A blockbuster drug launched five years ago as a revolutionary treatment for arthritis may have caused up to 140,000 heart attacks in US patients of whom 44 per cent died, scientists said yesterday, making it the world's worst drug disaster.

Vioxx, a new type of painkiller launched in 1999, was one of the most heavily promoted drugs in history, with sales in 80 countries and a global market of 80 million patients.

More than 400,000 patients were taking it in Britain, where it could have caused up to 1,000 heart attacks and deaths.

Last September, the manufacturer, Merck & Co, withdrew the drug from the market after evidence emerged linking it with heart problems.

Now, a study of 1.4 million people in California shows that those taking Vioxx had a one-third higher chance of having a heart attack than those taking other painkillers.

David Graham, of the US Food and Drug Administration, and colleagues concluded: "An estimated 88,000 to 140,000 excess cases of serious coronary heart disease probably occurred in the USA over the market life of rofecoxib [Vioxx]. The US national estimate of the case-fatality rate was 44 per cent, which suggests that many of the excess cases attributable to rofecoxib use were fatal." The results, published online by The Lancet, will be seized on by critics of the pharmaceutical industry as evidence of the failure of the drug regulatory system to protect the public. Dr Graham had earlier estimated that Vioxx may have caused up to 27,000 heart attacks but the new study caused him to upgrade the estimate by five times.

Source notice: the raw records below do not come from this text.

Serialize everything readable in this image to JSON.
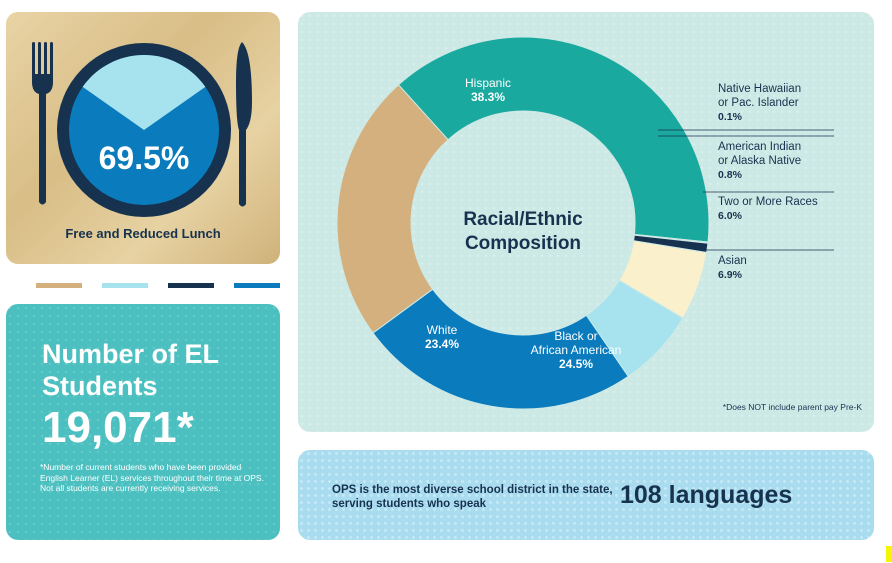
{
  "lunch": {
    "value": "69.5%",
    "label": "Free and Reduced Lunch",
    "fraction": 0.695
  },
  "swatches": [
    "#d4b07f",
    "#a6e3ee",
    "#17324e",
    "#0a7bbd"
  ],
  "el": {
    "title": "Number of EL Students",
    "count": "19,071*",
    "note": "*Number of current students who have been provided English Learner (EL) services throughout their time at OPS. Not all students are currently receiving services."
  },
  "chart_data": {
    "type": "pie",
    "title": "Racial/Ethnic Composition",
    "series": [
      {
        "name": "Hispanic",
        "value": 38.3,
        "label": "38.3%",
        "color": "#1aa99f"
      },
      {
        "name": "Native Hawaiian or Pac. Islander",
        "value": 0.1,
        "label": "0.1%",
        "color": "#b9dedb"
      },
      {
        "name": "American Indian or Alaska Native",
        "value": 0.8,
        "label": "0.8%",
        "color": "#17324e"
      },
      {
        "name": "Two or More Races",
        "value": 6.0,
        "label": "6.0%",
        "color": "#fbf0cc"
      },
      {
        "name": "Asian",
        "value": 6.9,
        "label": "6.9%",
        "color": "#a6e3ee"
      },
      {
        "name": "Black or African American",
        "value": 24.5,
        "label": "24.5%",
        "color": "#0a7bbd"
      },
      {
        "name": "White",
        "value": 23.4,
        "label": "23.4%",
        "color": "#d4b07f"
      }
    ],
    "footnote": "*Does NOT include parent pay Pre-K"
  },
  "languages": {
    "text": "OPS is the most diverse school district in the state, serving students who speak",
    "count": "108 languages"
  }
}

Doctors on both sides of the Atlantic have warned of a public health emergency over other painkillers in the same class, known as Cox-2 inhibitors, which could also pose a risk.

A report in The New England Journal of Medicine last October said studies since 1999 had repeatedly indicated a danger with Vioxx. Drug regulators made Merck include a warning in the drug package but never ordered a definitive trial.

Professor David Webb, of the clinical pharmacology unit at the University of Edinburgh, says in The Lancet: "It falls to the manufacturers, under the careful review of the regulatory authorities, to provide evidence that this class of drugs is safe."

Asked if this was the worst drugs disaster in history, Professor Webb said: "Quite possibly because these drugs were very widely used."

The previous worst disaster involved the drug Tambocor (flecainide) prescribed to patients with irregular heartbeats. It was estimated to have killed 50,000 patients in the Seventies and Eighties.

The European Drug Safety Agency is conducting an urgent safety review of all the Cox-2 inhibitors, which have a combined global sale of $10bn (£6bn). Last month, the UK Medicines and Health Care Products Regulatory Agency advised all patients still taking Vioxx, estimated at 750,000, to review their treatment with their doctor.